Against the lower trunk of the 200-year-old oak, the woman’s burlap cloak made her indistinguishable from the riven and craggy bark of a tree that was a sapling when the pair had last visited. It would have taken the occupants of the Land Rover’d tourists more time in concentrated scanning of the forest beyond the lawns than their generation was inclined to invest in parts of the world not displayed on their phones.
“Here now!” To her left, doing a passable imitation of a coarse greywacke outcropping, the aptly named, Stone, felt a camouflage-compromising guffaw growing.

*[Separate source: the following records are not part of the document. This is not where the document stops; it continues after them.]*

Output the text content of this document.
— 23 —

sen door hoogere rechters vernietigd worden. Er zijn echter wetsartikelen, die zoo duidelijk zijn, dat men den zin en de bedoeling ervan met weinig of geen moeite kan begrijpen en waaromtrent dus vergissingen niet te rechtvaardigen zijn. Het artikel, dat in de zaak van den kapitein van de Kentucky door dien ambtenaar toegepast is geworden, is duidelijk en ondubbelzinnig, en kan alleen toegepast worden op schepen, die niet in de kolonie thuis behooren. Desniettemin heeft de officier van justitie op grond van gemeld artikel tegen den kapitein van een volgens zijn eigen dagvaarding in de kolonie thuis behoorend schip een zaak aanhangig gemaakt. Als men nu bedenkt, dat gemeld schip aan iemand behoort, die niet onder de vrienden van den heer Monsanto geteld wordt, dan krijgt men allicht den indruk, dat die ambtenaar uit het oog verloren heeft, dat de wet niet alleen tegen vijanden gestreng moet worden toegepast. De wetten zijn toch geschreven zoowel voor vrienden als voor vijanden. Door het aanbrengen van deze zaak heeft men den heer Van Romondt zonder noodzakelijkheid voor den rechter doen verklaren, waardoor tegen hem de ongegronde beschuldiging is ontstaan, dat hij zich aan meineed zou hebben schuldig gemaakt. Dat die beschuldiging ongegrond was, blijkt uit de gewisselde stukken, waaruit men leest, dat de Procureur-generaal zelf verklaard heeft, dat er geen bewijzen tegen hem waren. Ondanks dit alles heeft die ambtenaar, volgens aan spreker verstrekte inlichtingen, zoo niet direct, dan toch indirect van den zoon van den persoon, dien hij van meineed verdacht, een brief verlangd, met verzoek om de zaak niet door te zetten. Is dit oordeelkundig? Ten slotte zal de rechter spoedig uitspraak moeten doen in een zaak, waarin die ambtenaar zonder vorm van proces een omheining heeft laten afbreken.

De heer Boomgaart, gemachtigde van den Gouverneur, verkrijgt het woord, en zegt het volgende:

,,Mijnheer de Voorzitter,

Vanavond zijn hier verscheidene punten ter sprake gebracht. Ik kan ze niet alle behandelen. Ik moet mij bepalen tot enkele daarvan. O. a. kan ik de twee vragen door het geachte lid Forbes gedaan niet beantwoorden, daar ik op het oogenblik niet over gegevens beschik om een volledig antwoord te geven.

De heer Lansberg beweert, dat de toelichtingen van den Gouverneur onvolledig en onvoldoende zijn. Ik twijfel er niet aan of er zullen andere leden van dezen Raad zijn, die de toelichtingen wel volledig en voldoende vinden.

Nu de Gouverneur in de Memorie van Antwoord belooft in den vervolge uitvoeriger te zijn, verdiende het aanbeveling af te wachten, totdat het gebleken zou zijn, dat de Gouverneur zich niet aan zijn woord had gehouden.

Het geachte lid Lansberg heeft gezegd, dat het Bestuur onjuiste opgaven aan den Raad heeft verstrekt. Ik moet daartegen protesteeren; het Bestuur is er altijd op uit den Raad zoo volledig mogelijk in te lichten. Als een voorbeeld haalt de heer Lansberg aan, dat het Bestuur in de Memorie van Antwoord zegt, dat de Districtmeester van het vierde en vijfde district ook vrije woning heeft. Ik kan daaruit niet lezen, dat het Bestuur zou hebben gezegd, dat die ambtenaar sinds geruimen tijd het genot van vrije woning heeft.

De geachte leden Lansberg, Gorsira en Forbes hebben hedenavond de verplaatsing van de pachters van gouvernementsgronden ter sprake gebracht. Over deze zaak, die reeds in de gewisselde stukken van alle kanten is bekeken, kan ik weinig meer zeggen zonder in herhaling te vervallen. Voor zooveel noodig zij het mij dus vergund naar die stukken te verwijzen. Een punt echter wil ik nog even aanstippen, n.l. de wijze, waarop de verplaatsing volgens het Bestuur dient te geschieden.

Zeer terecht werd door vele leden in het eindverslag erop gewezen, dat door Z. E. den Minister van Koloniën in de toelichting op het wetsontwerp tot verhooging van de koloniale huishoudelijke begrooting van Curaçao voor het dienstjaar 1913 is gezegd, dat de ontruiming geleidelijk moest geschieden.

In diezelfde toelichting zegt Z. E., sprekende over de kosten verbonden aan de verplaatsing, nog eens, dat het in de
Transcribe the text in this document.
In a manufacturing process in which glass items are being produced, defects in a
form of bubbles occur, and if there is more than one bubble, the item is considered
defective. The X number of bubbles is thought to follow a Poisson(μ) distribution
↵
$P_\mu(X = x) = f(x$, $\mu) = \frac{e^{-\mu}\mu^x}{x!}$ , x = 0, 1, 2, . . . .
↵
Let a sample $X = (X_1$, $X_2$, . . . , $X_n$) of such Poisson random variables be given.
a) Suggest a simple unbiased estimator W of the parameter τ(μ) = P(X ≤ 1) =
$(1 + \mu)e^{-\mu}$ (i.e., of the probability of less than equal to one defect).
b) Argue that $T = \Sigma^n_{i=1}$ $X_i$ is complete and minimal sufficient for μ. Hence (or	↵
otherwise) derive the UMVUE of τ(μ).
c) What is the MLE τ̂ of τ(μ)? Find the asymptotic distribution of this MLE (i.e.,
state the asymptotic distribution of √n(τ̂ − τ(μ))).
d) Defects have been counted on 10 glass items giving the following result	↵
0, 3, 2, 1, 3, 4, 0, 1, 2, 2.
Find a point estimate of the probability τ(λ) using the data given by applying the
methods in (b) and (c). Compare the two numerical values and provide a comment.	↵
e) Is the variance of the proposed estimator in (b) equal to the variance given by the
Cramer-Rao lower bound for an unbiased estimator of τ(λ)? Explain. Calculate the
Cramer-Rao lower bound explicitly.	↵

Of long-term couples, it is said that jokes are nearly impossible because every punchline is telegraphed from common experience.
“Remember what you starting calling the construction site?”
The ancient woman’s effort to resist the urge to laugh resulted in a coughing fit, every old reptile’s instinctive tightening around the snake hook violating the safety of its ground cover-and-roots hideaway.
“Carron Carry-out?”
“Stop it, mo chirdhe,” the gruffness in the man’s voice, in unintended simpatico with their choice of hiding places against stone and bark, nearly disguised for his feelings of concern for his companion.
A romantic trip down memory lane in a cleverly crafted disguise, Clark.
I like the sentence about long-term couples – and this couple certainly is long-term.
Our modern society neatly damned in the second sentence of the fourth paragraph.
‘Carron Carry Out’ – excellent.
And your research is most impressive.
Excellent!
‘more time … than their generation was inclined to invest in parts of the world not displayed on their phones’
You nailed it there, old pip.
And maybe you should visit there, top up your quality research and enjoy the reality.
“Against the lower trunk of the 200-year-old oak, the woman’s burlap cloak made her indistinguishable from the riven and craggy bark of a tree that was a sapling when the pair had last visited.”
A wonderful sentence and very enjoyable read.